Dozens of people demonstrated in the Russian capital on Saturday in cold and rainy weather, as a reporter from the German Press Agency reported on site. People in numerous cities protested peacefully against the fact that citizens were involved in Putin’s war in the Ukraine be pulled in.

Increasing official criticism of partial mobilization

Meanwhile, official bodies are increasingly criticizing the military’s approach to partial mobilization. The head of the Russian President’s Human Rights Council, Valery Fadeyev, called on Defense Minister Sergei Shoigu to end the “bludgeoning system” at many draft offices in the country. Even men who had no combat experience would get draft orders.

In the Yakutia region in Siberia, the head of the republic, Aissen Nikolayev, admits that mistakes have been made in the military district offices. Men were drafted who did not fall under the mobilization. “Reservists were drafted incorrectly, they have to be sent back. The work has already begun,” said Nikolayev.

In the social networks in Russia there are numerous cases in which fathers of large families, men without combat experience or older and chronically ill reserve officers report that they have been drafted. Nikolayev said that the decisions of the military commissariats need to be better checked.

Kadyrov: They don’t need reservists

Meanwhile, thousands continued to flee the country to avoid conscription. The head of the Russian republic of Chechnya in the North Caucasus, Ramzan Kadyrov, called those leaving the country “lazybones”, “useless” and “cowards” who should leave because they could only harm the army. At the same time he said that Russia actually has enough resources without reservists. There are five million well-prepared people in Russia who can handle weapons.

The astonishment and criticism in Russian society has been great for days because Putin is mobilizing reservists, but not the members of the various security structures. There are around a million soldiers alone, plus the National Guard and Interior Ministry troops, as well as some prison security forces. “If 50 percent of the staff is left on duty, then the other half in a number of 2.5 million people will defeat any western army. And the reserve is not necessary,” he said.

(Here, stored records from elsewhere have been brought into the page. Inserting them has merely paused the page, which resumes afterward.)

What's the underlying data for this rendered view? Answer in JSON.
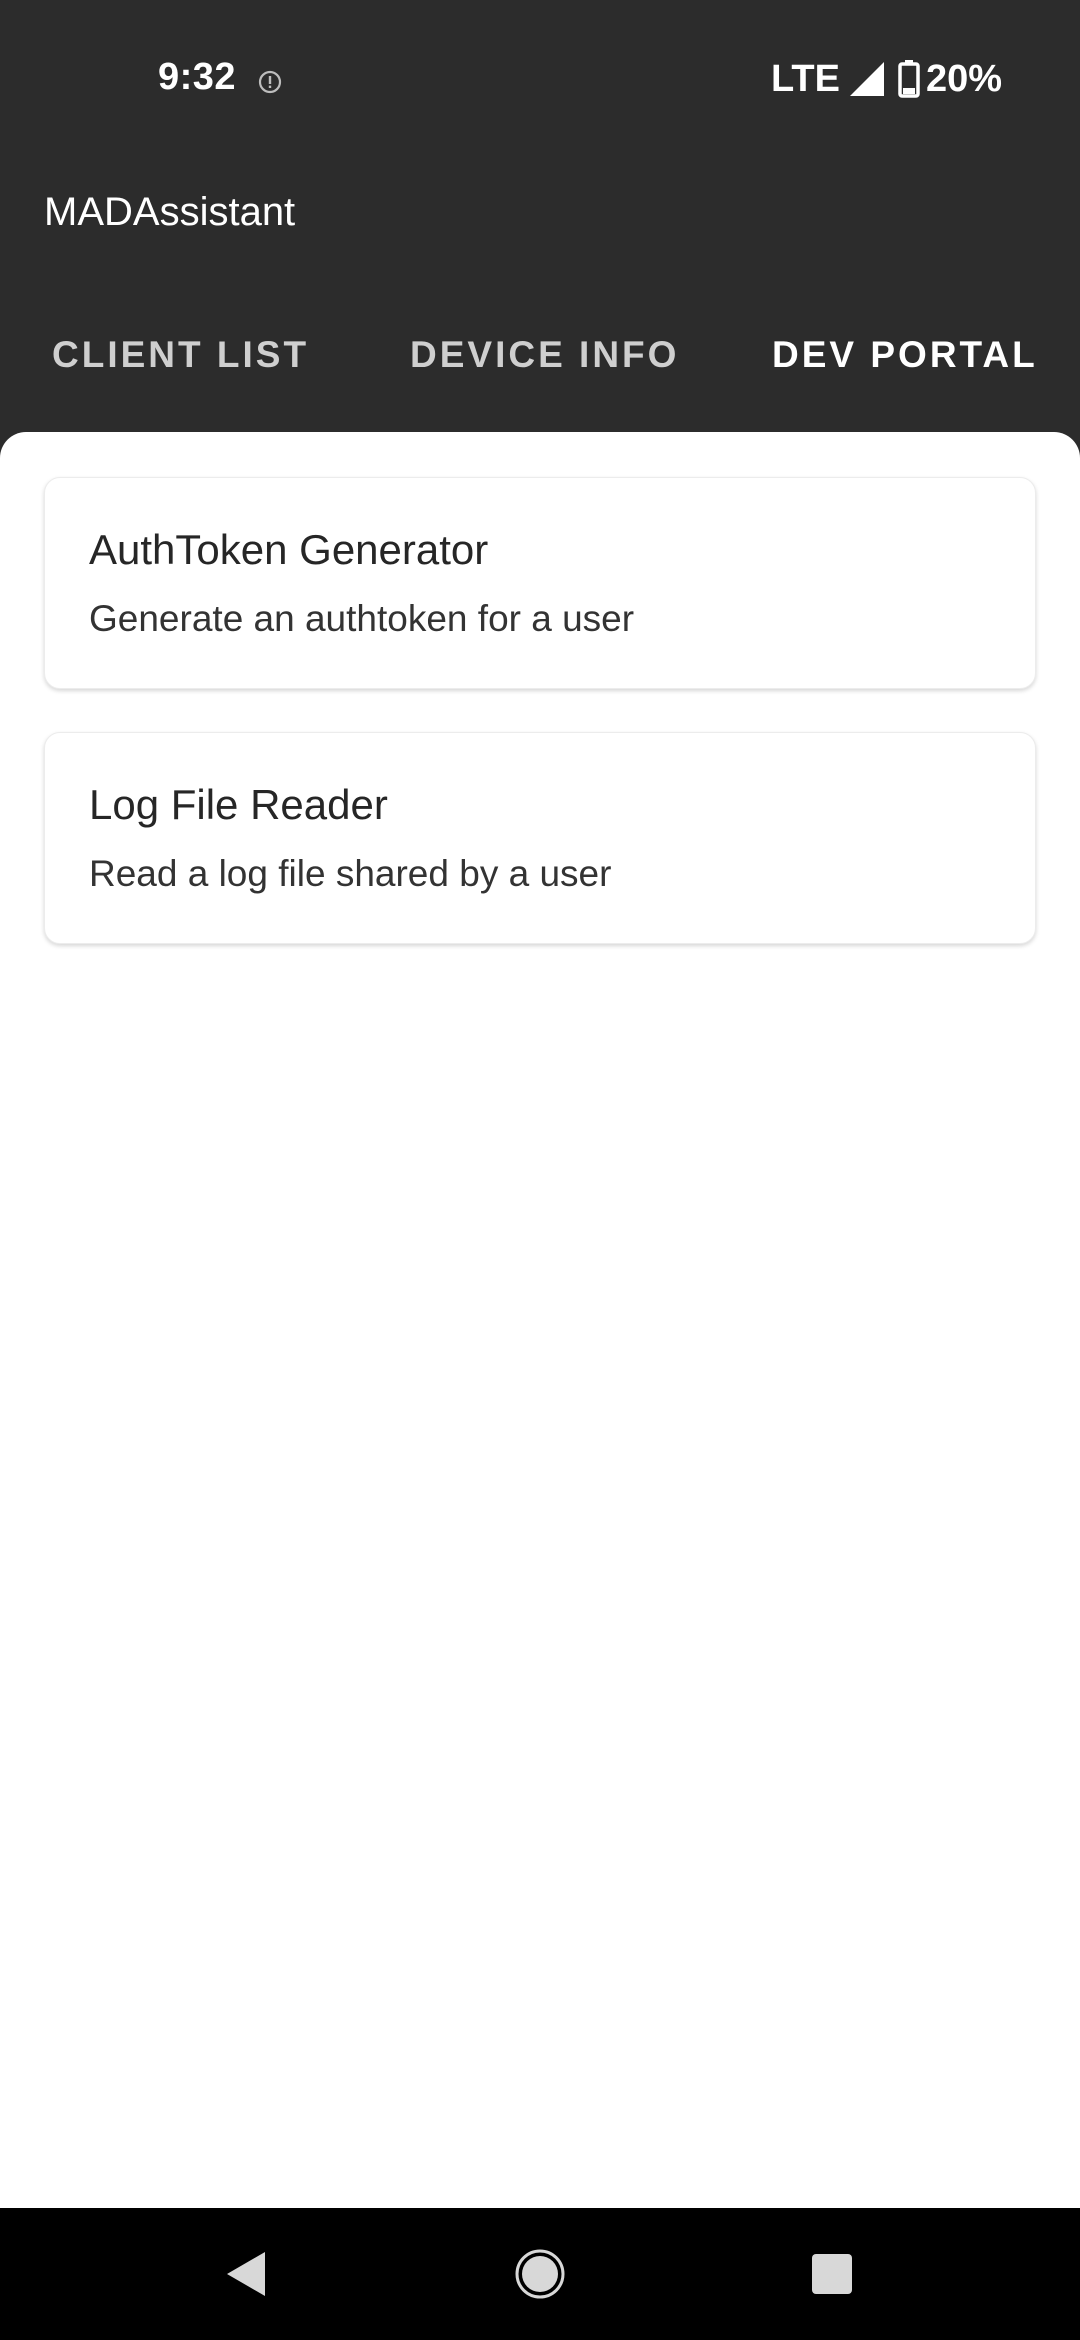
{
  "status_bar": {
    "time": "9:32",
    "network": "LTE",
    "battery": "20%",
    "icons": [
      "alert-icon",
      "signal-icon",
      "battery-icon"
    ]
  },
  "app_bar": {
    "title": "MADAssistant"
  },
  "tabs": [
    {
      "label": "CLIENT LIST",
      "active": false
    },
    {
      "label": "DEVICE INFO",
      "active": false
    },
    {
      "label": "DEV PORTAL",
      "active": true
    }
  ],
  "cards": [
    {
      "title": "AuthToken Generator",
      "subtitle": "Generate an authtoken for a user"
    },
    {
      "title": "Log File Reader",
      "subtitle": "Read a log file shared by a user"
    }
  ],
  "nav_bar": {
    "icons": [
      "back-icon",
      "home-icon",
      "recents-icon"
    ]
  },
  "colors": {
    "app_bar_bg": "#2c2c2c",
    "tab_active": "#ffffff",
    "tab_inactive": "#cfcfcf",
    "content_bg": "#ffffff",
    "nav_bar_bg": "#000000"
  }
}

Putin fires deputy minister

Kremlin chief Putin, however, put an amended law into force on tougher penalties for deserters. Anyone who deserts during a mobilization or a state of war, for example, can be punished with up to 15 years in prison. Anyone who voluntarily becomes a prisoner of war – the Ukrainian government had called for it – can face up to ten years in prison.

At the same time, exactly seven months after the start of the war against Ukraine, the President dismissed Deputy Defense Minister Dmitry Bulgakov, who was responsible for equipping and supplying the army. Officially, the Ministry of Defense justified the step in a statement on Saturday with the transfer of Bulgakov “to another post”. His successor is to be Colonel-General Mikhail Mizintsev, who previously headed the national center for defense management. In the future he will be responsible in particular for the logistics of the army.

Mizintsev is also known abroad: he was held responsible for the heavy attacks on the southern Ukrainian port of Mariupol, which was captured by the Russians at the end of May. According to Ukrainian sources, thousands of civilians were killed and much of the city was destroyed during the week-long siege. Misintsev, also known as the “Butcher of Mariupol,” is therefore on a sanctions list in Great Britain.

After recent defeats, Russia’s military leadership around Defense Minister Shoigu has recently come under criticism, even in circles close to the Kremlin. Under pressure from Ukrainian counter-offensives, the Russian army had to withdraw from the eastern Ukrainian region of Kharkiv about two weeks ago. Then last Wednesday, Putin ordered a partial mobilization of his armed forces.